The debt snowball method works by paying the minimum amount of each account and then using whatever money is left toward paying off the account with the smallest overall balance. Once the smallest account is paid off, you’ll work towards paying off the next smallest account, and so on.
- The good
This method is very motivational since it encourages small wins early on in the debt repayment process.
- The bad
The snowball method won’t save you as much money as the debt avalanche method since it doesn’t take into account interest rates. Taking longer to pay off high-interest debt will cost you more in the long run.
Figure out the best way to pay off your debt
Try our debt payoff calculator to see which plan is best suited for you.
Balance transfers help consolidate your debt and decrease your interest rates. With a balance transfer, you move your credit card balance to a new card with a lower interest rate. The new card is basically used to pay off the owed balance of your old card. While you may have to pay a balance transfer fee, in many cases the amount you can save with the lower interest rate is still greater than the fee.
- The good
You save money on interest and consolidate your payments.
- The bad
The lower interest rate of your new card isn’t permanent. For example, 0% introductory APR credit cards only offer that rate for a limited time.
Debt Consolidation Loan
A debt consolidation loan is a low-interest personal loan that’s taken out to pay off high-interest debt. Debt consolidation allows you to get out of debt quickly, leaving you with just the loan to pay off in monthly installments.
- The good
A debt consolidation loan lets you consolidate multiple credit card balances into a single monthly payment with a low-interest rate. You can repay your debt quicker than if you tried paying off all your credit cards at once.
- The bad
It’s possible that you may not get a better rate on your loan than what your credit cards currently charge. Again, make sure to read the fine print and compare the interest rates.
Other Debt Repayment Strategies
Other strategies to pay off revolving debt include:
Pay More Than Minimum
Try to pay more than your card’s minimum balance. It will help you pay off your balance faster and owe less interest.
Create a budget to help keep your spending under control. You could try following the 50/30/20 budget rule, in which you allot 50% of your budget to what you need, 30% to what you want, and 20% to your savings.2
Consider a Debt Management Plan
If your debt is continuing to rise and you feel overwhelmed, consider a debt management plan. Debt management plans, offered by credit counseling agencies, can help you pay back your unsecured debts by putting you on a repayment plan.
Lower Your Interest Rates
Lowering your interest rates can help you pay off debt quickly. Here are a few ideas
Get a Credit Card With a Lower Interest Rate
Depending on your credit rating, you may be eligible for a credit card with a better interest rate than your current card. This could even include a card with a 0% introductory interest rate.
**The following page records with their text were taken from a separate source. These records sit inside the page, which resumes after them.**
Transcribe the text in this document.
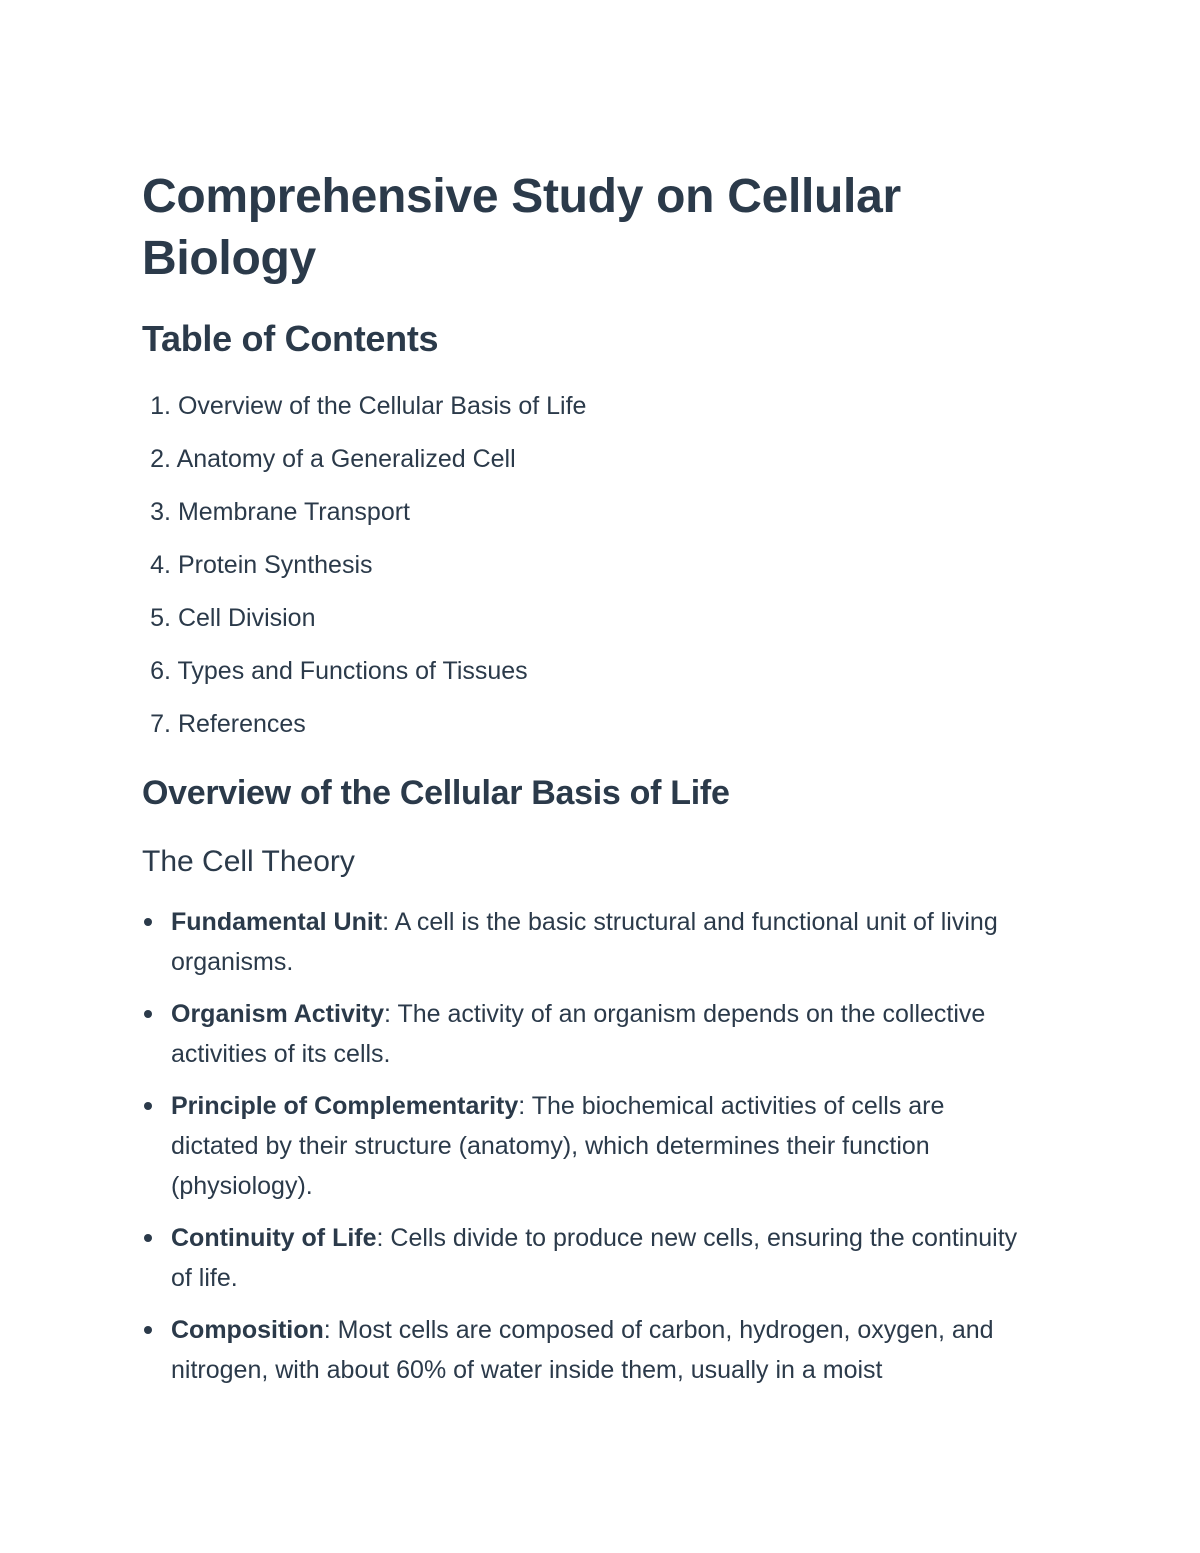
Comprehensive Study on Cellular Biology
Table of Contents
1. Overview of the Cellular Basis of Life
2. Anatomy of a Generalized Cell
3. Membrane Transport
4. Protein Synthesis
5. Cell Division
6. Types and Functions of Tissues
7. References
Overview of the Cellular Basis of Life
The Cell Theory
Fundamental Unit: A cell is the basic structural and functional unit of living organisms.
Organism Activity: The activity of an organism depends on the collective activities of its cells.
Principle of Complementarity: The biochemical activities of cells are dictated by their structure (anatomy), which determines their function (physiology).
Continuity of Life: Cells divide to produce new cells, ensuring the continuity of life.
Composition: Most cells are composed of carbon, hydrogen, oxygen, and nitrogen, with about 60% of water inside them, usually in a moist
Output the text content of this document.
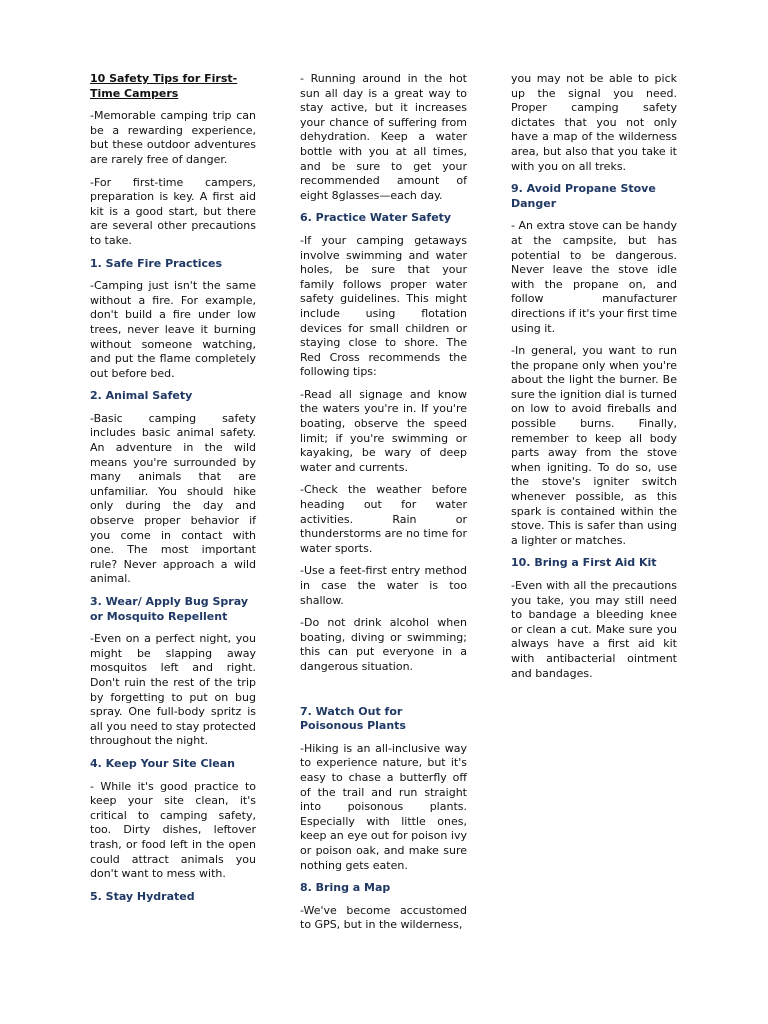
10 Safety Tips for First-Time Campers

-Memorable camping trip can be a rewarding experience, but these outdoor adventures are rarely free of danger.

-For first-time campers, preparation is key. A first aid kit is a good start, but there are several other precautions to take.

1. Safe Fire Practices

-Camping just isn't the same without a fire. For example, don't build a fire under low trees, never leave it burning without someone watching, and put the flame completely out before bed.

2. Animal Safety

-Basic camping safety includes basic animal safety. An adventure in the wild means you're surrounded by many animals that are unfamiliar. You should hike only during the day and observe proper behavior if you come in contact with one. The most important rule? Never approach a wild animal.

3. Wear/ Apply Bug Spray or Mosquito Repellent

-Even on a perfect night, you might be slapping away mosquitos left and right. Don't ruin the rest of the trip by forgetting to put on bug spray. One full-body spritz is all you need to stay protected throughout the night.

4. Keep Your Site Clean

- While it's good practice to keep your site clean, it's critical to camping safety, too. Dirty dishes, leftover trash, or food left in the open could attract animals you don't want to mess with.

5. Stay Hydrated

- Running around in the hot sun all day is a great way to stay active, but it increases your chance of suffering from dehydration. Keep a water bottle with you at all times, and be sure to get your recommended amount of eight 8glasses—each day.

6. Practice Water Safety

-If your camping getaways involve swimming and water holes, be sure that your family follows proper water safety guidelines. This might include using flotation devices for small children or staying close to shore. The Red Cross recommends the following tips:

-Read all signage and know the waters you're in. If you're boating, observe the speed limit; if you're swimming or kayaking, be wary of deep water and currents.

-Check the weather before heading out for water activities. Rain or thunderstorms are no time for water sports.

-Use a feet-first entry method in case the water is too shallow.

-Do not drink alcohol when boating, diving or swimming; this can put everyone in a dangerous situation.

7. Watch Out for Poisonous Plants

-Hiking is an all-inclusive way to experience nature, but it's easy to chase a butterfly off of the trail and run straight into poisonous plants. Especially with little ones, keep an eye out for poison ivy or poison oak, and make sure nothing gets eaten.

8. Bring a Map

-We've become accustomed to GPS, but in the wilderness,

you may not be able to pick up the signal you need. Proper camping safety dictates that you not only have a map of the wilderness area, but also that you take it with you on all treks.

9. Avoid Propane Stove Danger

- An extra stove can be handy at the campsite, but has potential to be dangerous. Never leave the stove idle with the propane on, and follow manufacturer directions if it's your first time using it.

-In general, you want to run the propane only when you're about the light the burner. Be sure the ignition dial is turned on low to avoid fireballs and possible burns. Finally, remember to keep all body parts away from the stove when igniting. To do so, use the stove's igniter switch whenever possible, as this spark is contained within the stove. This is safer than using a lighter or matches.

10. Bring a First Aid Kit

-Even with all the precautions you take, you may still need to bandage a bleeding knee or clean a cut. Make sure you always have a first aid kit with antibacterial ointment and bandages.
Get a Balance Transfer Card with a Low or 0% Introductory Interest Rate
Another possibility is to get a balance transfer credit card with a lower interest rate or a 0% introductory APR. A balance transfer allows you to move debt from one credit card to another. You’ll still have the same amount of debt, but if you’re able to get a 0% introductory rate, your debt won’t increase as you work to pay it off.
Consolidate Debt With a Personal Loan
For those with a lot of debt at a high interest rate, one way to get out of debt is with debt consolidation through apersonal loan. Personal loans tend to have lower interest rates than credit cards. With a personal loan, it can be easier to track exactly how much you owe each month and how long it will take to pay off. Personal loans come with fixed interest rates, monthly payments and repayment periods.
Consolidate Student Loan Debt
If student loans are your biggest contributor to debt, there are resources that can help. Consider student loan consolidation or an income-based repayment plan. There also are certain situations that allow you to have your federal student loans forgiven, canceled, or discharged.